Kolejna sprawa:po operacji często trzeba przyjmować nadal leki,aby zapobiec "odrostowi" wola,poza tym kobieta z nad- lub niedoczynnością tarczycy sprawia zagrożenie dla rozwoju dziecka,nie mówiąc o tym,że wiele kobiet z taką choroba ma problemy z zajściem w ciążę a czsem donoszeniem jej.
Jedno jest pewne-wole samo nigdy nie ustąpi,czasami zmniejsza się nieco pod wpływem przyjmowanych leków,ale myslę,że ten etap masz już za sobą.
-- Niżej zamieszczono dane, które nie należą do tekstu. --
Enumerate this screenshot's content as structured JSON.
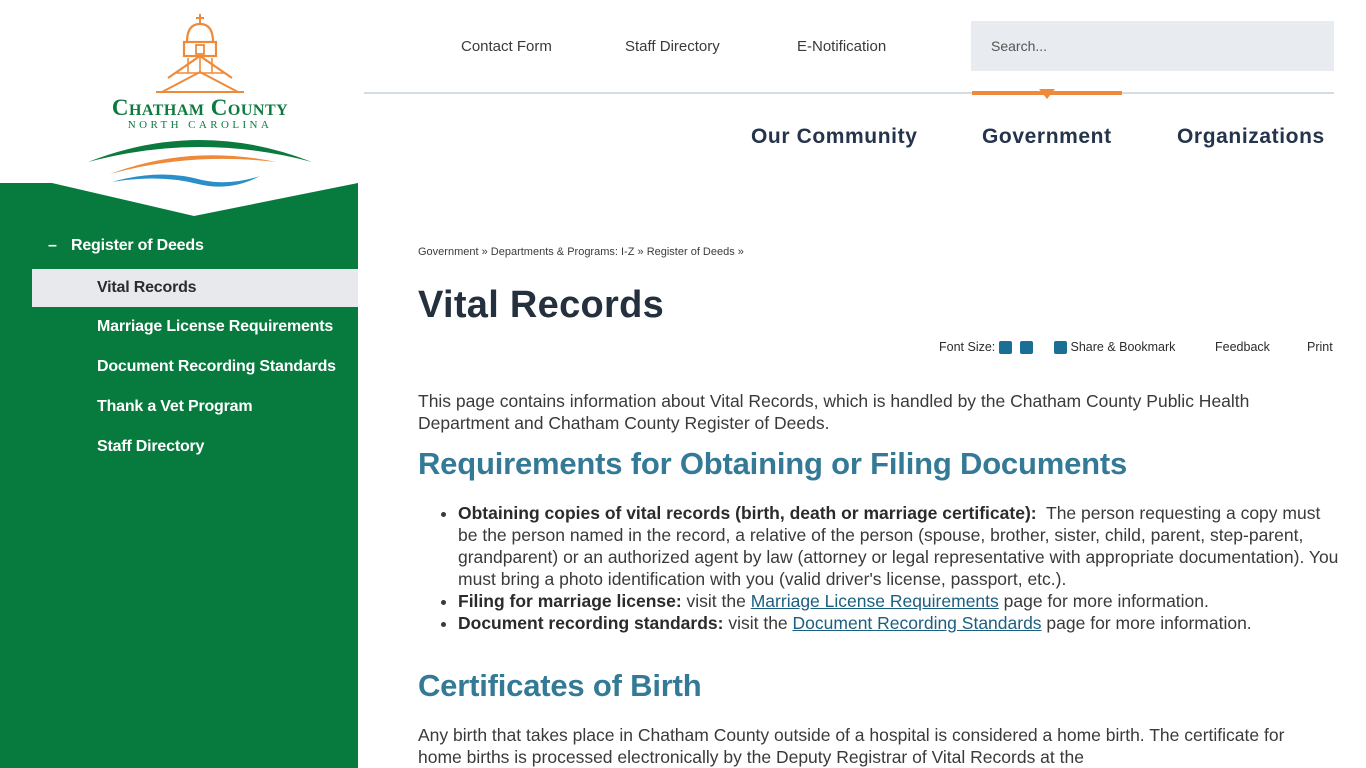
{
  "logo": {
    "title": "Chatham County",
    "subtitle": "North Carolina",
    "colors": {
      "orange": "#ee8a3a",
      "green": "#0c7a3e",
      "blue": "#2a8fc9"
    }
  },
  "utility_nav": {
    "contact": "Contact Form",
    "staff": "Staff Directory",
    "enotification": "E-Notification",
    "search_placeholder": "Search..."
  },
  "main_nav": {
    "community": "Our Community",
    "government": "Government",
    "organizations": "Organizations"
  },
  "sidebar": {
    "parent_dash": "–",
    "parent": "Register of Deeds",
    "items": [
      {
        "label": "Vital Records",
        "active": true
      },
      {
        "label": "Marriage License Requirements"
      },
      {
        "label": "Document Recording Standards"
      },
      {
        "label": "Thank a Vet Program"
      },
      {
        "label": "Staff Directory"
      }
    ],
    "colors": {
      "background": "#077a3e",
      "active": "#e7e9ec"
    }
  },
  "breadcrumb": {
    "items": [
      "Government",
      "Departments & Programs: I-Z",
      "Register of Deeds"
    ],
    "separator": "»"
  },
  "page_title": "Vital Records",
  "tools": {
    "font_size": "Font Size:",
    "share": "Share & Bookmark",
    "feedback": "Feedback",
    "print": "Print"
  },
  "content": {
    "intro": "This page contains information about Vital Records, which is handled by the Chatham County Public Health Department and Chatham County Register of Deeds.",
    "section1_heading": "Requirements for Obtaining or Filing Documents",
    "bullets": [
      {
        "bold": "Obtaining copies of vital records (birth, death or marriage certificate):",
        "text": "  The person requesting a copy must be the person named in the record, a relative of the person (spouse, brother, sister, child, parent, step-parent, grandparent) or an authorized agent by law (attorney or legal representative with appropriate documentation). You must bring a photo identification with you (valid driver's license, passport, etc.)."
      },
      {
        "bold": "Filing for marriage license:",
        "text_before": " visit the ",
        "link": "Marriage License Requirements",
        "text_after": " page for more information."
      },
      {
        "bold": "Document recording standards:",
        "text_before": " visit the ",
        "link": "Document Recording Standards",
        "text_after": " page for more information."
      }
    ],
    "section2_heading": "Certificates of Birth",
    "section2_text": "Any birth that takes place in Chatham County outside of a hospital is considered a home birth. The certificate for home births is processed electronically by the Deputy Registrar of Vital Records at the"
  }
}
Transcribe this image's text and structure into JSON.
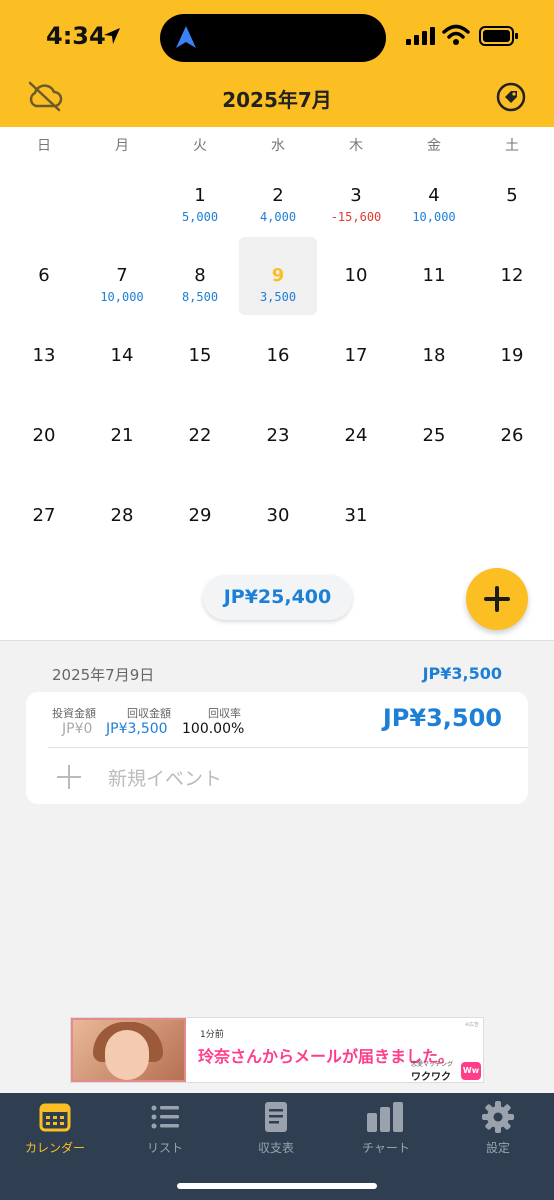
{
  "status_bar": {
    "time": "4:34"
  },
  "header": {
    "title": "2025年7月",
    "left_icon": "cloud-off-icon",
    "right_icon": "tag-icon"
  },
  "colors": {
    "accent": "#fbbf24",
    "positive": "#1d7fd6",
    "negative": "#e53935",
    "tabbar": "#2f3e50"
  },
  "calendar": {
    "weekdays": [
      "日",
      "月",
      "火",
      "水",
      "木",
      "金",
      "土"
    ],
    "selected_day": "9",
    "days": [
      {
        "day": "1",
        "amount": "5,000"
      },
      {
        "day": "2",
        "amount": "4,000"
      },
      {
        "day": "3",
        "amount": "-15,600"
      },
      {
        "day": "4",
        "amount": "10,000"
      },
      {
        "day": "5",
        "amount": ""
      },
      {
        "day": "6",
        "amount": ""
      },
      {
        "day": "7",
        "amount": "10,000"
      },
      {
        "day": "8",
        "amount": "8,500"
      },
      {
        "day": "9",
        "amount": "3,500"
      },
      {
        "day": "10",
        "amount": ""
      },
      {
        "day": "11",
        "amount": ""
      },
      {
        "day": "12",
        "amount": ""
      },
      {
        "day": "13",
        "amount": ""
      },
      {
        "day": "14",
        "amount": ""
      },
      {
        "day": "15",
        "amount": ""
      },
      {
        "day": "16",
        "amount": ""
      },
      {
        "day": "17",
        "amount": ""
      },
      {
        "day": "18",
        "amount": ""
      },
      {
        "day": "19",
        "amount": ""
      },
      {
        "day": "20",
        "amount": ""
      },
      {
        "day": "21",
        "amount": ""
      },
      {
        "day": "22",
        "amount": ""
      },
      {
        "day": "23",
        "amount": ""
      },
      {
        "day": "24",
        "amount": ""
      },
      {
        "day": "25",
        "amount": ""
      },
      {
        "day": "26",
        "amount": ""
      },
      {
        "day": "27",
        "amount": ""
      },
      {
        "day": "28",
        "amount": ""
      },
      {
        "day": "29",
        "amount": ""
      },
      {
        "day": "30",
        "amount": ""
      },
      {
        "day": "31",
        "amount": ""
      }
    ],
    "month_total": "JP¥25,400"
  },
  "detail": {
    "date": "2025年7月9日",
    "day_total": "JP¥3,500",
    "invest_label": "投資金額",
    "invest_value": "JP¥0",
    "return_label": "回収金額",
    "return_value": "JP¥3,500",
    "rate_label": "回収率",
    "rate_value": "100.00%",
    "amount": "JP¥3,500",
    "new_event_label": "新規イベント"
  },
  "ad": {
    "time": "1分前",
    "message": "玲奈さんからメールが届きました。",
    "sub": "恋愛マッチング",
    "brand": "ワクワク",
    "logo": "Ww",
    "corner": "※広告"
  },
  "tabs": [
    {
      "label": "カレンダー",
      "icon": "calendar-icon",
      "active": true
    },
    {
      "label": "リスト",
      "icon": "list-icon",
      "active": false
    },
    {
      "label": "収支表",
      "icon": "document-icon",
      "active": false
    },
    {
      "label": "チャート",
      "icon": "bar-chart-icon",
      "active": false
    },
    {
      "label": "設定",
      "icon": "gear-icon",
      "active": false
    }
  ]
}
Mam trzy znajome z pracy po takim zabiegu i jedną,ktora tak,jak Ty nie może się zdecydować.
Te,które się zoperowały są zadowolone z tego,ta czwarta ciągle ma problemy ze swoim zdrowiem.
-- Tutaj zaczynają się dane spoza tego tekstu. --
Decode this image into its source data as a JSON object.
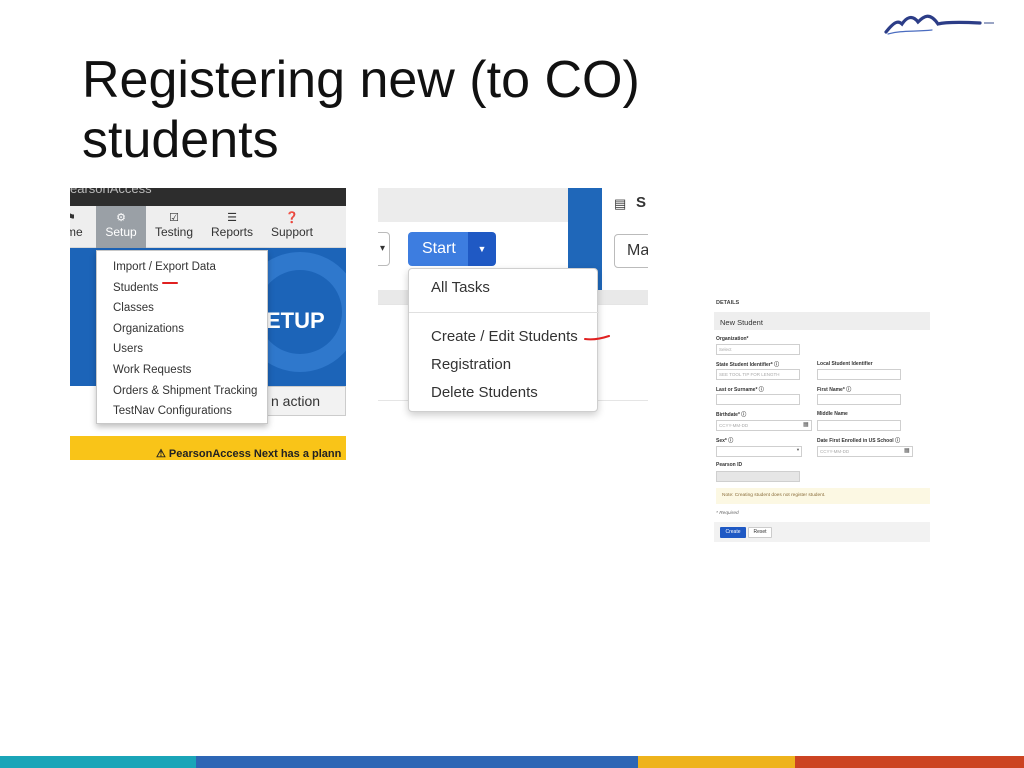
{
  "slide": {
    "title_line1": "Registering new (to CO)",
    "title_line2": "students"
  },
  "colors": {
    "band": [
      "#1aa5b8",
      "#2d66b5",
      "#eeb31c",
      "#cc4422"
    ],
    "logo": "#2c3d87",
    "pearson_blue": "#1f67b9",
    "primary_button": "#3d7de0",
    "annotation_red": "#e02020"
  },
  "screenshot1": {
    "topbar_text": "earsonAccess",
    "nav": [
      {
        "label": "me",
        "icon": "home-icon"
      },
      {
        "label": "Setup",
        "icon": "gear-icon"
      },
      {
        "label": "Testing",
        "icon": "checkbox-icon"
      },
      {
        "label": "Reports",
        "icon": "list-icon"
      },
      {
        "label": "Support",
        "icon": "question-icon"
      }
    ],
    "setup_menu": [
      "Import / Export Data",
      "Students",
      "Classes",
      "Organizations",
      "Users",
      "Work Requests",
      "Orders & Shipment Tracking",
      "TestNav Configurations"
    ],
    "banner_text": "ETUP",
    "action_button": "n action",
    "alert_text": "PearsonAccess Next has a plann"
  },
  "screenshot2": {
    "start_button": "Start",
    "tasks_menu": [
      "All Tasks",
      "Create / Edit Students",
      "Registration",
      "Delete Students"
    ],
    "panel_title": "S",
    "panel_button": "Ma"
  },
  "screenshot3": {
    "section_heading": "DETAILS",
    "form_title": "New Student",
    "fields": {
      "organization_label": "Organization*",
      "organization_placeholder": "Select",
      "ssid_label": "State Student Identifier*",
      "ssid_placeholder": "SEE TOOL TIP FOR LENGTH",
      "local_id_label": "Local Student Identifier",
      "last_name_label": "Last or Surname*",
      "first_name_label": "First Name*",
      "birthdate_label": "Birthdate*",
      "birthdate_placeholder": "CCYY-MM-DD",
      "middle_name_label": "Middle Name",
      "sex_label": "Sex*",
      "first_enrolled_label": "Date First Enrolled in US School",
      "first_enrolled_placeholder": "CCYY-MM-DD",
      "pearson_id_label": "Pearson ID"
    },
    "note": "Note: Creating student does not register student.",
    "required_note": "* Required",
    "create_button": "Create",
    "reset_button": "Reset"
  }
}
Na pewno nie zawsze wszystko jest świetnie po zabiegu,bo w końcu to jest zabieg operacyjny,ale jeżeli masz wątpliwości wybierz się ze swoimi wynikami do jeszcze 2-3 innych specjalisów (weź ze sobą USG,wyniki hormonów,bad.ogólne-morfologia itp.,jeżeli była robiona-wyniki biopsji),wtedy może będziesz bardziej pewna,czy naprawdę trzeba i warto się zoperować.